Aujourd’hui, dans l’Église, le laïc désigne encore celui qui n’appartient pas au clergé, c’est-à-dire celui qui n’est pas ordonné. Selon le droit canon de 1983, « par institution divine, il y a dans l’Église, parmi les fidèles, les ministres sacrés qui en droit sont appelés clercs, et les autres qui sont appelés laïcs. »[9]. Ainsi, un moine peut être laïc. Un frère lai est ainsi un religieux qui n’est pas destiné à recevoir les ordres. Par l’ordination, le clerc n’est plus « ordinaire » ou n’est plus « du peuple » ; il est en effet consacré à Dieu. Le sacrement de l’ordre le retire en quelque sorte du « peuple » pour l’attacher au service divin. Ainsi pour l’Église, le terme de « laïc » est un mot distinctif. Dès qu’une personne devient chrétienne, elle est un laïc. Un clerc est donc un ancien laïc qui, après un choix, prend un nouvel état dans l’Église dès la réception du sacrement de l’ordre.
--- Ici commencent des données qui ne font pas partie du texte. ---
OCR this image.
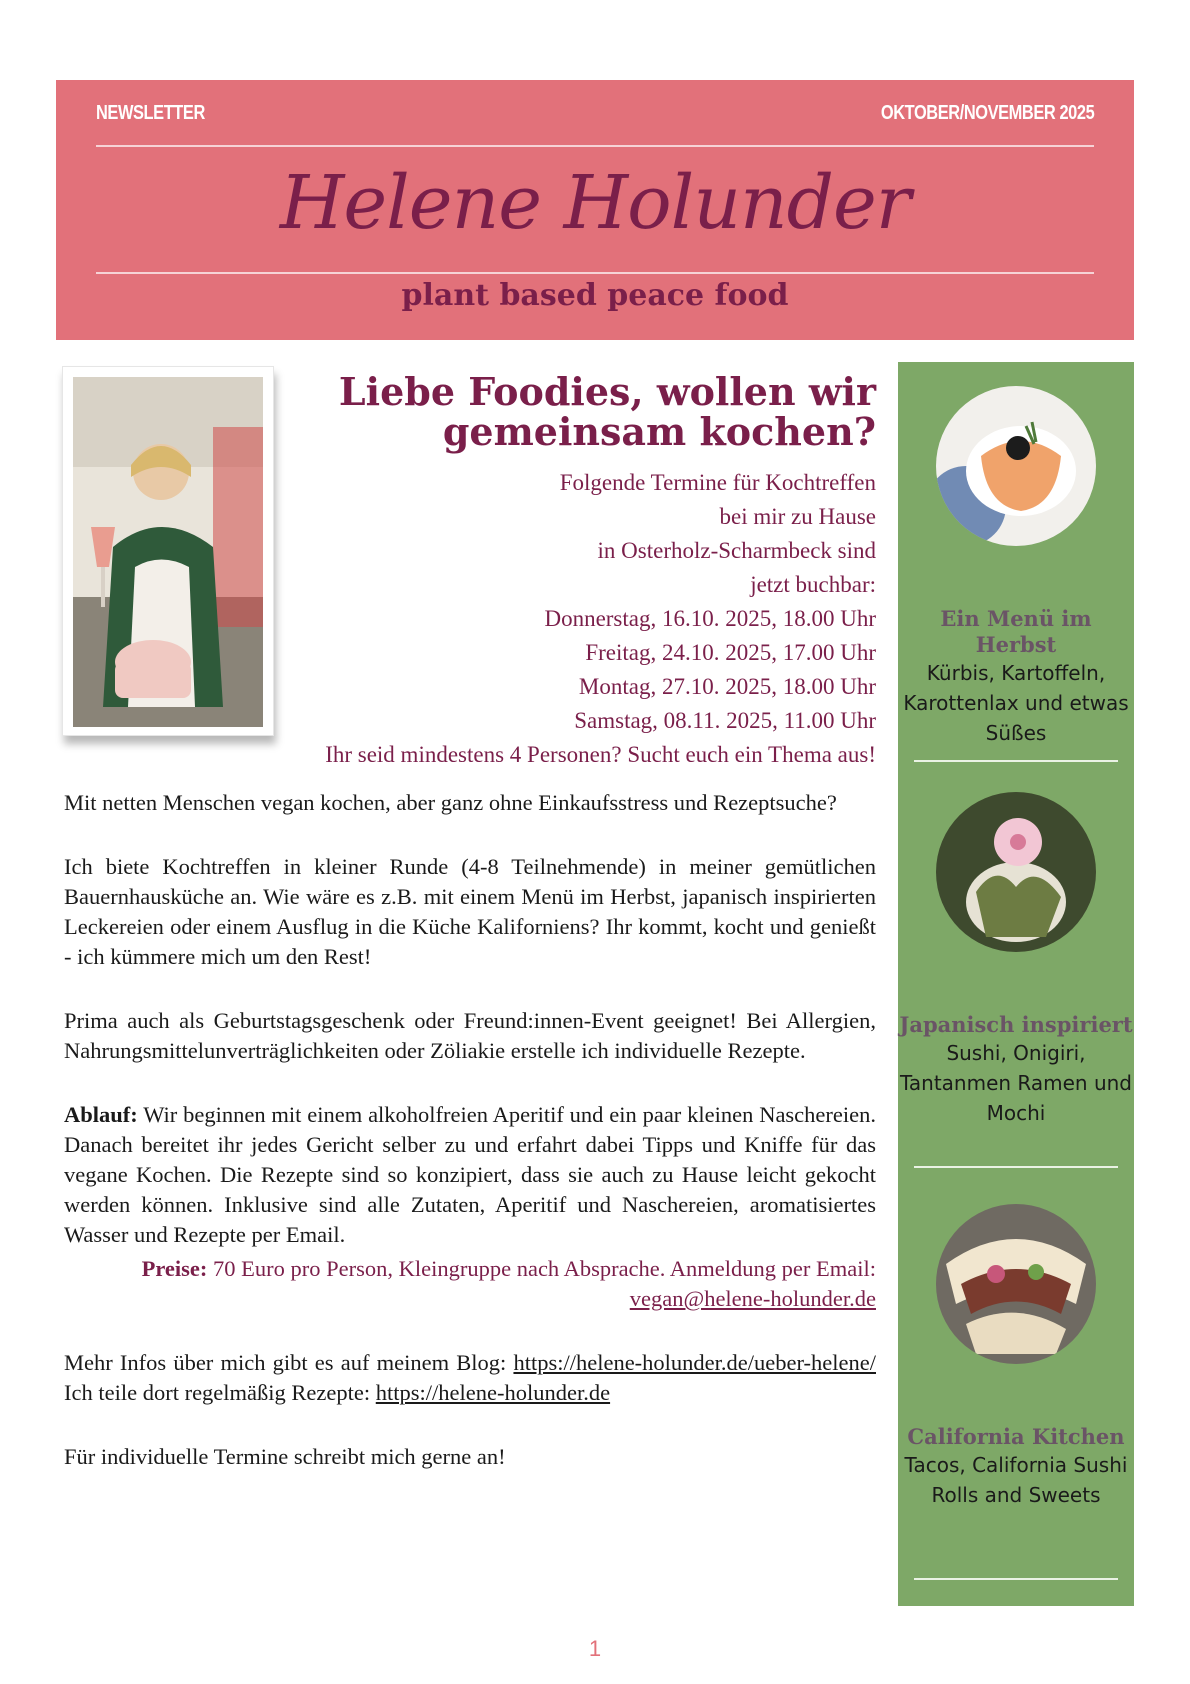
NEWSLETTER	OKTOBER/NOVEMBER 2025
Helene Holunder
plant based peace food
Liebe Foodies, wollen wir
gemeinsam kochen?
Folgende Termine für Kochtreffen
bei mir zu Hause
in Osterholz-Scharmbeck sind
jetzt buchbar:
Donnerstag, 16.10. 2025, 18.00 Uhr
Freitag, 24.10. 2025, 17.00 Uhr
Montag, 27.10. 2025, 18.00 Uhr
Samstag, 08.11. 2025, 11.00 Uhr
Ihr seid mindestens 4 Personen? Sucht euch ein Thema aus!

Mit netten Menschen vegan kochen, aber ganz ohne Einkaufsstress und Rezeptsuche?

Ich biete Kochtreffen in kleiner Runde (4-8 Teilnehmende) in meiner gemütlichen Bauernhausküche an. Wie wäre es z.B. mit einem Menü im Herbst, japanisch inspirierten Leckereien oder einem Ausflug in die Küche Kaliforniens? Ihr kommt, kocht und genießt - ich kümmere mich um den Rest!

Prima auch als Geburtstagsgeschenk oder Freund:innen-Event geeignet! Bei Allergien, Nahrungsmittelunverträglichkeiten oder Zöliakie erstelle ich individuelle Rezepte.

Ablauf: Wir beginnen mit einem alkoholfreien Aperitif und ein paar kleinen Naschereien. Danach bereitet ihr jedes Gericht selber zu und erfahrt dabei Tipps und Kniffe für das vegane Kochen. Die Rezepte sind so konzipiert, dass sie auch zu Hause leicht gekocht werden können. Inklusive sind alle Zutaten, Aperitif und Naschereien, aromatisiertes Wasser und Rezepte per Email.

Preise: 70 Euro pro Person, Kleingruppe nach Absprache. Anmeldung per Email: vegan@helene-holunder.de

Mehr Infos über mich gibt es auf meinem Blog: https://helene-holunder.de/ueber-helene/ Ich teile dort regelmäßig Rezepte: https://helene-holunder.de

Für individuelle Termine schreibt mich gerne an!

Ein Menü im Herbst
Kürbis, Kartoffeln, Karottenlax und etwas Süßes
Japanisch inspiriert
Sushi, Onigiri, Tantanmen Ramen und Mochi
California Kitchen
Tacos, California Sushi Rolls and Sweets
1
Finalement, le terme de « laïc » est propre au christianisme et dès son origine, il désigne les personnes qui n’occupent pas une fonction sacrée dans l’Église. Terme distinctif, il indique un des deux états possibles dans l’Église. Le terme est univoque et bien concret.

L’état de « laïc » n’est pas définitif, même s’il est le premier dans l’ordre chronologique. L’état de clerc peut aussi évoluer en celui de laïc, même si cela s’avère nettement plus rare. Un clerc peut en effet redevenir laïc par un indult de laïcisation. Le terme de « laïciser » existe aussi. Il désigne le fait de revenir à l’état laïque.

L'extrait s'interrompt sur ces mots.